Health insurers are turning to a new approach to get doctors and hospitals to do better

With increasing quality problems in the U.S. health care systems, many health insurers are turning to a new approach to get doctors and hospitals to do better: pay-for-performance.

In this approach, insurers offer financial rewards for better or more efficient care and sometimes create penalties for poor performance. Even though it has become commonplace, there is little evidence about its impact on care, says R. Adams Dudley, MD, MBA, a professor in the UCSF Institute for Health Policy Studies and the Department of Medicine.

He addresses this issue in an editorial in the October 12 issue of the Journal of the American Medical Association, outlining a strategy for learning more about the effect of paying doctors and hospitals to improve performance. The editorial is titled "Pay-for-Performance Research: How to Learn What Clinicians and Policy Makers Need to Know,"

Dudley emphasizes that health plans have adopted pay-for-performance on the grounds that financial rewards work in other industries.

He notes that offering bonuses to car salespeople for selling a certain number of cars can drive up a car dealership's volume and improve profits, but health care is more complex. For example, the one goal of car dealers is to sell cars, he says, while doctors and hospitals have many--sometimes competing--priorities. A cardiologist may want to make sure that prescriptions are written accurately and that the care plan is clearly communicated back to the primary care doctor, while still having time to spend with his or her patient.

Furthermore, Dudley says, some doctors' offices or hospitals might be more ready to respond to a reward than others, perhaps because they have pre-printed instructions for the patients. While paying these organizations would reward quality, it's not clear that it would increase quality in the system overall, since payments based on performance would go to the organizations that were already doing well, not to those that needed to improve, he adds.

In this situation, Dudley argues that health insurers and the researchers who study them must be careful to consider all the factors that might lead an organization to succeed before deciding that pay-for-performance explains any improvements in care.

"It would be very easy to look at the winners under pay-for-performance and conclude that financial rewards improve care," he says. "However, it may be that they simply mark the successful organizations without driving change."

According to Dudley, another key issue is that, even if rewards work, insurers will have a hard time figuring out how much to pay, because few researchers have described the costs of improving quality. In one research study, a health plan was already paying doctors capitation (a fixed budget for each patient enrolled), and found that even rewards as large as $10,000 per office couldn't increase screening for early cancers, because the doctors would have to pay for all the additional cancer care out of the same fixed budget. By contrast, in another study, paying an extra 80 cents to capitated doctors to give more flu shots actually worked, perhaps because preventing the flu also saved money from the overall budget later.

"We live in a society in which many people believe economic incentives and market forces can fix most problems," Dudley says. "While there is clearly value to getting health insurers to focus on quality instead of just cost and it is possible for rewards and penalties to work, it seems unlikely that simple approaches will work out well. Any incentive program needs to reflect the underlying complexity of the system in which it is used, or it could have no impact at all, or even unintended negative consequences."

Dudley cites the early results from a pay-for-performance program in Great Britain, in which doctors were given rewards for getting patients an appointment within 48 hours.
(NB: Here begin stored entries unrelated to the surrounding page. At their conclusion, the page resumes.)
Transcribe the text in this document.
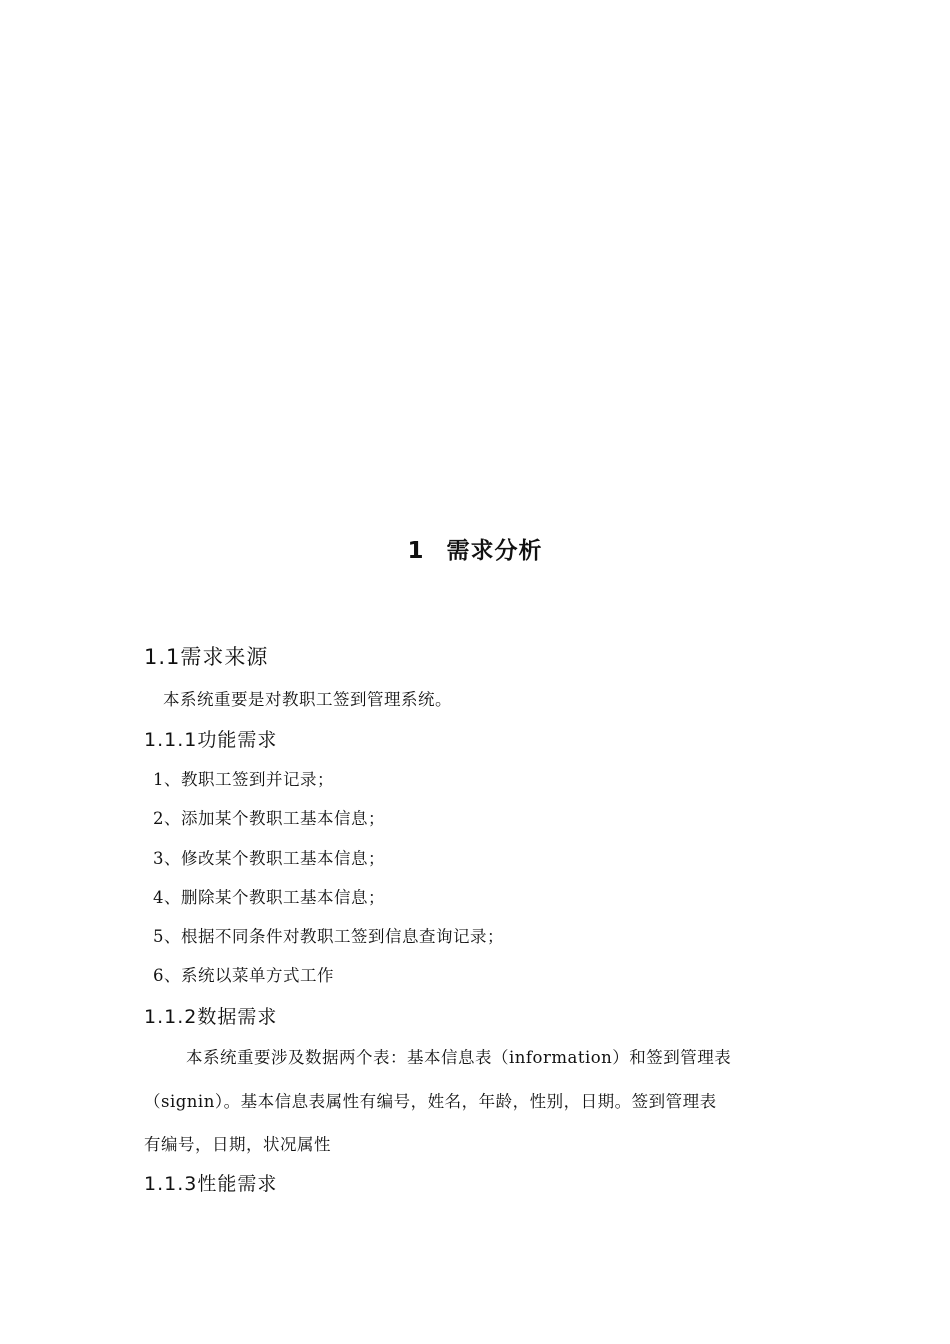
1 需求分析
1.1需求来源
本系统重要是对教职工签到管理系统。
1.1.1功能需求
1、教职工签到并记录；
2、添加某个教职工基本信息；
3、修改某个教职工基本信息；
4、删除某个教职工基本信息；
5、根据不同条件对教职工签到信息查询记录；
6、系统以菜单方式工作
1.1.2数据需求
本系统重要涉及数据两个表：基本信息表（information）和签到管理表
（signin）。基本信息表属性有编号，姓名，年龄，性别，日期。签到管理表
有编号，日期，状况属性
1.1.3性能需求
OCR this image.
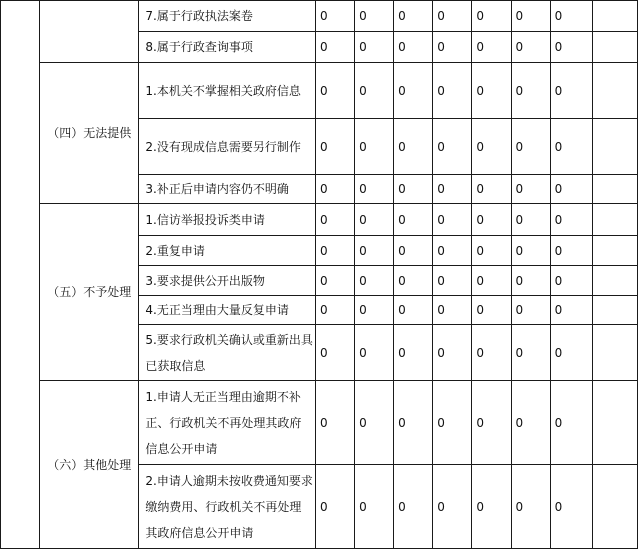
		7.属于行政执法案卷	0	0	0	0	0	0	0	
		8.属于行政查询事项	0	0	0	0	0	0	0	
	（四）无法提供	1.本机关不掌握相关政府信息	0	0	0	0	0	0	0	
		2.没有现成信息需要另行制作	0	0	0	0	0	0	0	
		3.补正后申请内容仍不明确	0	0	0	0	0	0	0	
	（五）不予处理	1.信访举报投诉类申请	0	0	0	0	0	0	0	
		2.重复申请	0	0	0	0	0	0	0	
		3.要求提供公开出版物	0	0	0	0	0	0	0	
		4.无正当理由大量反复申请	0	0	0	0	0	0	0	
		5.要求行政机关确认或重新出具已获取信息	0	0	0	0	0	0	0	
	（六）其他处理	1.申请人无正当理由逾期不补正、行政机关不再处理其政府信息公开申请	0	0	0	0	0	0	0	
		2.申请人逾期未按收费通知要求缴纳费用、行政机关不再处理其政府信息公开申请	0	0	0	0	0	0	0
Because doctors were being rewarded on the 48-hour standard, however, they became unwilling to make appointments for people who could not come in quickly. If a patient called on Monday and wanted to make an appointment on Friday, the patient might be refused because the doctor didn't want this to count against his 48-hour on time performance.

"There is so much need to improve quality of care that it's hard to fault anyone for trying a new approach," Dudley says. "As health insurers increasingly use rewards or penalties, it will be important to constantly evaluate the actual results they get. The insurance companies, as well as doctors and hospitals, should share data about this trend.
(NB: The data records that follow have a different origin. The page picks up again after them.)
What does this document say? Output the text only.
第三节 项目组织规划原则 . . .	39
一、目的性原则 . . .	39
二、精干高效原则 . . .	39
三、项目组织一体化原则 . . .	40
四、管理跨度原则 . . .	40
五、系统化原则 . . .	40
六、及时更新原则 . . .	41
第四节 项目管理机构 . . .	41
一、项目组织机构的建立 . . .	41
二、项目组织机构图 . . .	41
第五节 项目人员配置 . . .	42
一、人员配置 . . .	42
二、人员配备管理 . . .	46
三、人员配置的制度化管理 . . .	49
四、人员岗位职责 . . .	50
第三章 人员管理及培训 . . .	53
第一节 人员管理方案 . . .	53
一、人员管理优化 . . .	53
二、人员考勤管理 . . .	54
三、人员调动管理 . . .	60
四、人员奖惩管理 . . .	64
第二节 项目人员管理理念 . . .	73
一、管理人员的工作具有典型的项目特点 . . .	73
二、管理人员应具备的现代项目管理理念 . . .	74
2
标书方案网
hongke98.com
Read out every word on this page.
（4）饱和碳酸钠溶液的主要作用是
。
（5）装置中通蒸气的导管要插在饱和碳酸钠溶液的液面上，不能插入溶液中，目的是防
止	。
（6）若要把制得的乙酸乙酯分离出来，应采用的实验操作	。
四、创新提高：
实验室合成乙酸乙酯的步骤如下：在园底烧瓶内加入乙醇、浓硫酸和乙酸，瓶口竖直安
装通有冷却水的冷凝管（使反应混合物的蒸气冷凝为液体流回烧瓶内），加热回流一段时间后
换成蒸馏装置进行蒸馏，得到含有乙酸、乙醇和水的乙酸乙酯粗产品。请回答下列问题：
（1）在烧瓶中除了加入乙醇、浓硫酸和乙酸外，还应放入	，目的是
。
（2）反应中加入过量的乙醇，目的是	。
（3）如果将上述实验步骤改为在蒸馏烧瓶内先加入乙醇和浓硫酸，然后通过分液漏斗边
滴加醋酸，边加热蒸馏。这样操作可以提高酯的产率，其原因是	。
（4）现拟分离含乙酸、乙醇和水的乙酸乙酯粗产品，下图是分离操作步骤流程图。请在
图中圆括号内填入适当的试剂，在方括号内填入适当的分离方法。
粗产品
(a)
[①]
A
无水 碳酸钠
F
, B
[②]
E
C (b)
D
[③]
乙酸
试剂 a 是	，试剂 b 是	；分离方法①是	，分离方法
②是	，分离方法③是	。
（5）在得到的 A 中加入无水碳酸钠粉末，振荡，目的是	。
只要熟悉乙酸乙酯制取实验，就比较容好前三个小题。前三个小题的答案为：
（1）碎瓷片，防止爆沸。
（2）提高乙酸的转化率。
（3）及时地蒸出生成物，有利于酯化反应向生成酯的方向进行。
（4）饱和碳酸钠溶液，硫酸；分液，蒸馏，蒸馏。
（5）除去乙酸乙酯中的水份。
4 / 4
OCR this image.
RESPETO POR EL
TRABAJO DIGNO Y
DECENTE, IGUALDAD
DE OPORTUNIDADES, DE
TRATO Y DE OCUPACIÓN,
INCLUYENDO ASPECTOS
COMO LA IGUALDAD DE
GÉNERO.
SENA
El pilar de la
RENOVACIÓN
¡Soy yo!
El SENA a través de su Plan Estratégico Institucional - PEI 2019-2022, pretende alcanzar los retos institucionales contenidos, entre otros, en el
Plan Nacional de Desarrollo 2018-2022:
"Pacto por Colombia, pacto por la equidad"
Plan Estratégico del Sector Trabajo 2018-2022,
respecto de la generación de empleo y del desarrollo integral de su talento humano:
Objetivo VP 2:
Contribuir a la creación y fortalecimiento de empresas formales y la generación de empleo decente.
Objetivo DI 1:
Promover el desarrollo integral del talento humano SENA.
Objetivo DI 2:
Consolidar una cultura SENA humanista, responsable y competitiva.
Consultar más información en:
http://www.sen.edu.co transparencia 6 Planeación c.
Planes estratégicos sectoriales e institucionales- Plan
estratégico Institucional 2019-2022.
"In addition, Congress should make sure that the organizations that fund research into the quality and safety of care, such as the federal Agency for Healthcare Research and Quality, receive the resources they need to make sure incentives are used in a positive way. Since almost every physician and hospital in the United States is now a potential participant in some form of pay-for-performance program, such research is essential," he adds.

Dudley's work was funded by the Robert Wood Johnson Foundation and the Agency for Healthcare Research and Quality.